The Who, What, Why of Chain Lubes



All cyclists beyond the most casual ones are consumers of chain lubricant. And anyone who has bought chain lube knows that there is a vast array of choices.

But how do you choose?

How about “eeny, meany, miny, mo”? Are they all the same thing in different packages? And what do want your lube to do? Stop your chain from squeaking? Protect your chain? Keep your chain clean enough that you won’t get a Cat 5 tattoo on your calf if you touch it against the chain? Have the lowest friction? Stay on the chain through hours of riding in the rain?

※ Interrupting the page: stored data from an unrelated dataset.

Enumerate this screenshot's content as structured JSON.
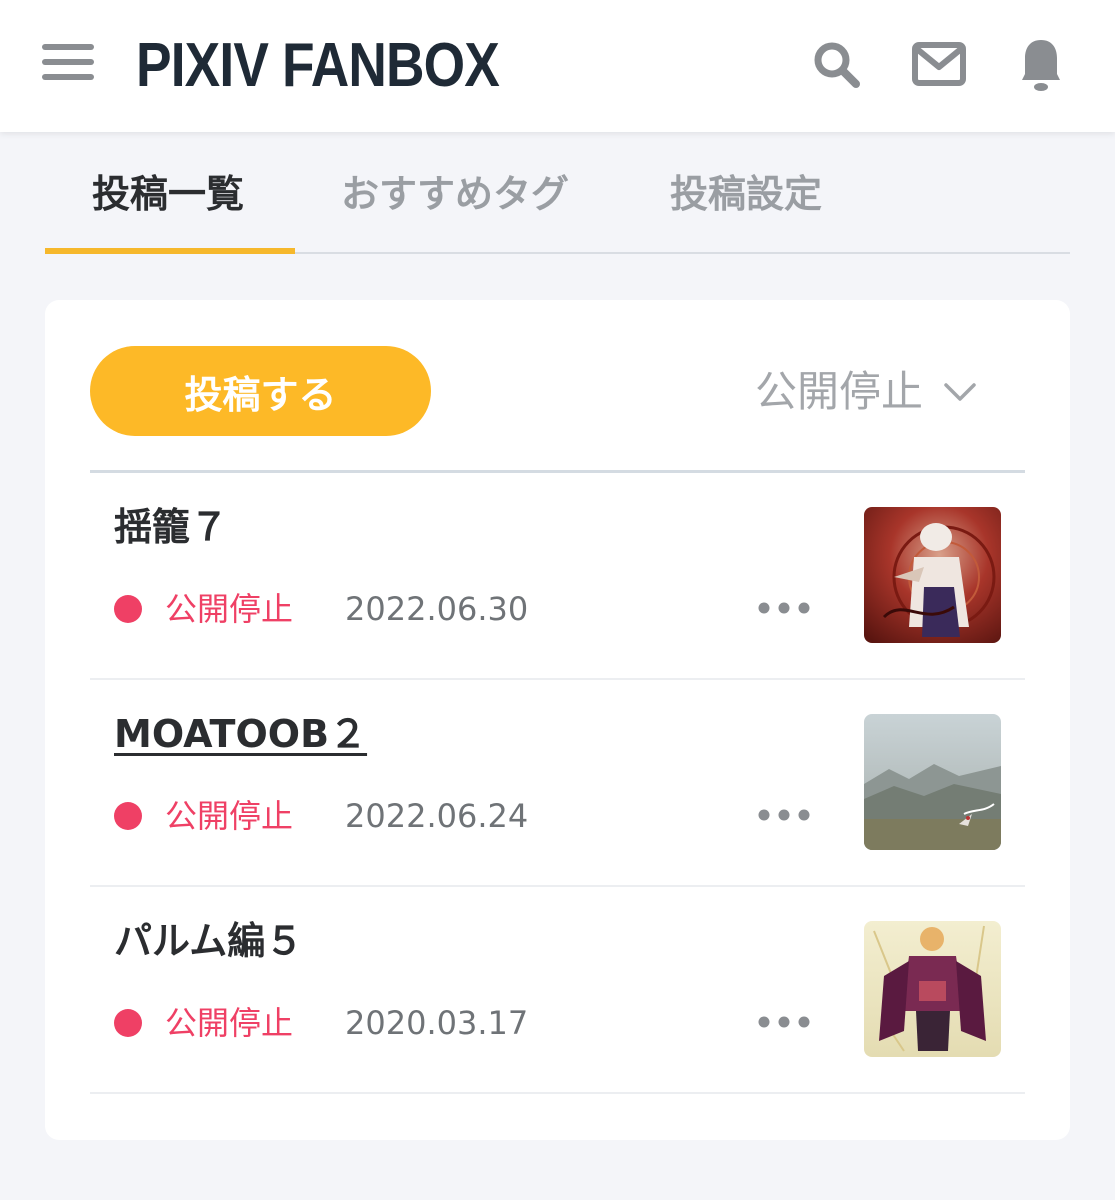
{
  "header": {
    "logo": "PIXIV FANBOX",
    "icons": [
      "menu-icon",
      "search-icon",
      "mail-icon",
      "bell-icon"
    ]
  },
  "tabs": [
    {
      "label": "投稿一覧",
      "active": true
    },
    {
      "label": "おすすめタグ",
      "active": false
    },
    {
      "label": "投稿設定",
      "active": false
    }
  ],
  "toolbar": {
    "post_button_label": "投稿する",
    "filter_selected": "公開停止"
  },
  "posts": [
    {
      "title": "揺籠７",
      "status": "公開停止",
      "date": "2022.06.30",
      "thumbnail": "red-character-artwork"
    },
    {
      "title": "MOATOOB２",
      "status": "公開停止",
      "date": "2022.06.24",
      "thumbnail": "misty-landscape-artwork"
    },
    {
      "title": "パルム編５",
      "status": "公開停止",
      "date": "2020.03.17",
      "thumbnail": "purple-character-artwork"
    }
  ],
  "colors": {
    "accent": "#fdb927",
    "tab_indicator": "#f6b82c",
    "status": "#ef4065",
    "background": "#f4f5f9"
  }
}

Require reapplication as seldom as possible?

I endeavored at this Interbike show to understand more about chain-lube technology and find out who’s doing what, and why. Each manufacturer was eager to espouse the advantages of its lubes and many were also quite happy to call BS on the claims of other lube makers. I left less certain of what to choose than when I started and with a deep respect for the dedication of lube companies to producing the best product they can.

Even though the Interbike of 2017 is considerably smaller than what it once was, it still is one of the best opportunities to talk to such companies. There are over 50 different lubes between the Friction Facts chain-lube test we published in VeloNews and those shown in the graph in UK lube maker Muc-Off’s promotional material, but only seven of those included lube manufacturers had booths at the 2017 Interbike show, namely: Muc-Off, Motorex, Finish Line, White Lightning, Park Tool, Phil Wood, Boeshield T-9, and Tetra Bike. Additionally, two more that are not on either graph, namely Maxima and Tetra Bike, were at the show, also with compelling stories to tell.